What if the Buddha had said to Gotami, ‘Stop crying, don’t you realize there are many people who have suffered the death of a child?’ Would this have been as helpful? How would it have been different for Gotami?
Dharma Issues:
Dukkha– The importance of universal compassion in coming to terms with personal suffering.
The nature of the ‘skilful means’ through which we can help others with their suffering.
Permission granted by Richard Winter, Cambridge Buddhist Centre, Based on C. Rhys Davids and K. Norman: Poems of Early Buddhist Nuns, Pali Text Society, pp.88-9, a translation of the Therigatha from the Pali Canon, and the commentary by Dhammapala (6th century AD) who claimed he was following traditional interpretations – see introduction p.viii.
II.7.F. “The Laws of Manu”
India’s most famous early legal code, The Laws of Manu were compiled over the years between 200–400 C.E. While the position of women in early Vedic India had been good these laws illustrate the efforts of the Brahmin elite to restrict women’s legal independence in this later period
“Women must always be honored and respected by the father, brother, husband and brothers-in law who desire their own welfare.”
“If the female members live in grief, the family is destroyed. If the female members are happy, the family flourishes in all directions.”
“Women shall receive one-quarter share of the inheritance of their parents. If a man has no sons, his daughter may inherit everything he had.”
“Brothers should give one-forth of their inheritance to their sisters for their sisters’ dowries.”
“In childhood a female must be subject to her father, in youth to her husband, and when her lord is dead, to her sons; a woman must never be independent.”
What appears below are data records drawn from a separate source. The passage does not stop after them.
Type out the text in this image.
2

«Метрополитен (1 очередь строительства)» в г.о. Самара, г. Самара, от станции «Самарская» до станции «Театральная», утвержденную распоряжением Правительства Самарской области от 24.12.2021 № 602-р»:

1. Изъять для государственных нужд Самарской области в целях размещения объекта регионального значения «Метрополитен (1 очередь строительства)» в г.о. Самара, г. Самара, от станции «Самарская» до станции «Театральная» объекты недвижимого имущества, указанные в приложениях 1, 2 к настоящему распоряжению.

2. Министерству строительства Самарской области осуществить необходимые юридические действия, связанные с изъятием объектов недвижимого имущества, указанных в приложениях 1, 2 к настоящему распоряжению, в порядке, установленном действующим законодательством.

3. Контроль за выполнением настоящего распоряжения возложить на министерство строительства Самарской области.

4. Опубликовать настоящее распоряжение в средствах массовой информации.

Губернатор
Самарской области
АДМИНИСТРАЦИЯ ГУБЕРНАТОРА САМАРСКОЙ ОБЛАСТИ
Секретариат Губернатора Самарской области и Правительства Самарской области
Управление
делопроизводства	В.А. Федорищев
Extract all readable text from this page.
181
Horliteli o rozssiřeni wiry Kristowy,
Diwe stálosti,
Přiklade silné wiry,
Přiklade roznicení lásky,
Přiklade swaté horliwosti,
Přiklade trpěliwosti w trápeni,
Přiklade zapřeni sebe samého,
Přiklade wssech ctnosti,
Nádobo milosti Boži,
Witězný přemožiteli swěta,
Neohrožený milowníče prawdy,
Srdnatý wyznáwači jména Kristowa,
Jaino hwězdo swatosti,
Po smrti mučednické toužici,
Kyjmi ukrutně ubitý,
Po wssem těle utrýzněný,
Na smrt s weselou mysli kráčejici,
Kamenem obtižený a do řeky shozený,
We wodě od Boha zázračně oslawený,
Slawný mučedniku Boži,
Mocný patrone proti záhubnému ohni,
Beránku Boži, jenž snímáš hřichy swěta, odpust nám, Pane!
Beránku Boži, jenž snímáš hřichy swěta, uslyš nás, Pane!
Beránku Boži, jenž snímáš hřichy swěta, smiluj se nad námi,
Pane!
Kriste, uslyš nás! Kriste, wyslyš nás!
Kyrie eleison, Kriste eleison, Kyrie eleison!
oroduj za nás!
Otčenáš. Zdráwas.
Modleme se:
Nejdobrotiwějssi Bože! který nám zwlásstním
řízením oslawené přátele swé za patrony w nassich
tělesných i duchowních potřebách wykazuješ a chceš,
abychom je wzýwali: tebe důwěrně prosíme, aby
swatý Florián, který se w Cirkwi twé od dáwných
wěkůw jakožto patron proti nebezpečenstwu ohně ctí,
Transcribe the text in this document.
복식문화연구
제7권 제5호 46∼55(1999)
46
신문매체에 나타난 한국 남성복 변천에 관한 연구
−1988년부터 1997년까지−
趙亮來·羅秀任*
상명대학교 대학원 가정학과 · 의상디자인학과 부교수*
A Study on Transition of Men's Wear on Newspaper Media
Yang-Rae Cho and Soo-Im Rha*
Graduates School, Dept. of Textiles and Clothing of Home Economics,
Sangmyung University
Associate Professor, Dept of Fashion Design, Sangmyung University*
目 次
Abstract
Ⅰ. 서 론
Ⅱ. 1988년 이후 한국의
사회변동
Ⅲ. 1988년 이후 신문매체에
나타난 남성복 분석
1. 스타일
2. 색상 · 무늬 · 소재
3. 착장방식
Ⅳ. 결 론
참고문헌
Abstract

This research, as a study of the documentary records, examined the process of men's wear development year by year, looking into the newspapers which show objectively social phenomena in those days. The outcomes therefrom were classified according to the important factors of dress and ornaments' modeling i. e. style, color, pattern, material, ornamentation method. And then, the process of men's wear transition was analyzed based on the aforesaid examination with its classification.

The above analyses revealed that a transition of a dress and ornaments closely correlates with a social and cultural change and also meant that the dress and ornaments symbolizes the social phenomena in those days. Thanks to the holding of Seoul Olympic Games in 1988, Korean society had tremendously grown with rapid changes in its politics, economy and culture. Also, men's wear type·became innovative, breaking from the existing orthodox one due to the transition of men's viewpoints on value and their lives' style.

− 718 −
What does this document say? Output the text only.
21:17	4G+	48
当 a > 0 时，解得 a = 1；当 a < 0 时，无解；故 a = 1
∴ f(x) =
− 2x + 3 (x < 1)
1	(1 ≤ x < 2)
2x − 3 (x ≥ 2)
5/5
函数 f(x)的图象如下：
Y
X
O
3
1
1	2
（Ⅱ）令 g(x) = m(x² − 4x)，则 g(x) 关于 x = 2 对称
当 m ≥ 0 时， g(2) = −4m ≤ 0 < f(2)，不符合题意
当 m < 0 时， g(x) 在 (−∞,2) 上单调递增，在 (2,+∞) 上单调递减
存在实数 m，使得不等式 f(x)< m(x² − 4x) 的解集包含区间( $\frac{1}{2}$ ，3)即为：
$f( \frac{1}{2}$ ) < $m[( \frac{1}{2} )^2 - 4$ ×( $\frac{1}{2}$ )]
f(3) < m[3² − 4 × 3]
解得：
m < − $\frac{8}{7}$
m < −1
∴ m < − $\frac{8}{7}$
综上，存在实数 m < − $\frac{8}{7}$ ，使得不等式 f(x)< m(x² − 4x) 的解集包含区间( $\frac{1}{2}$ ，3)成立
“A father sins unless he marries his daughter off when she reaches puberty.”
“Women do not care for beauty, nor is their attention fixed on age; they give themselves to the handsome as well as to the ugly just for the fact that he is a man.”
“A husband should be worshiped as a God.”
“Even in the home nothing should be done by a child, a young or even an old wife (woman) independently.”
“A wife, a son, and a slave, these three are declared to have no property. The wealth which they earn is acquired for him to whom they belong.”
“Women, shudra (or sudra, lowest of four castes), dog and crow embody untruth, sin and darkness.”
“Women must particularly be guarded against evil inclinations, however trifling they may appear to be; for, if they are not guarded, they will bring sorrow on both the families. Considering it the highest duty of all castes, even wealthy husbands must strive to guard their wives....lest the seed of others be sown on your soil.”
“It is the nature of women to seduce men in this world, for that reason the wise never remain unguarded in the company of female.”
“A woman should not go to a meeting place; and they should not dance like the young, but sit at their proper places.”
“This is the first law...A wife cannot be dismissed from the marriage by a slave, separation or abdication.”
“A man can leave a barren woman after eight years and one who only gives birth to daughters.”
“A virtuous wife who after the death of her husband constantly remains chaste, reaches heaven, though she have no son, just like those chaste men.”
“If a woman should happen to merely to overhear recitations of Vedic mantras by chance, hot molten glass should be poured into her ears.”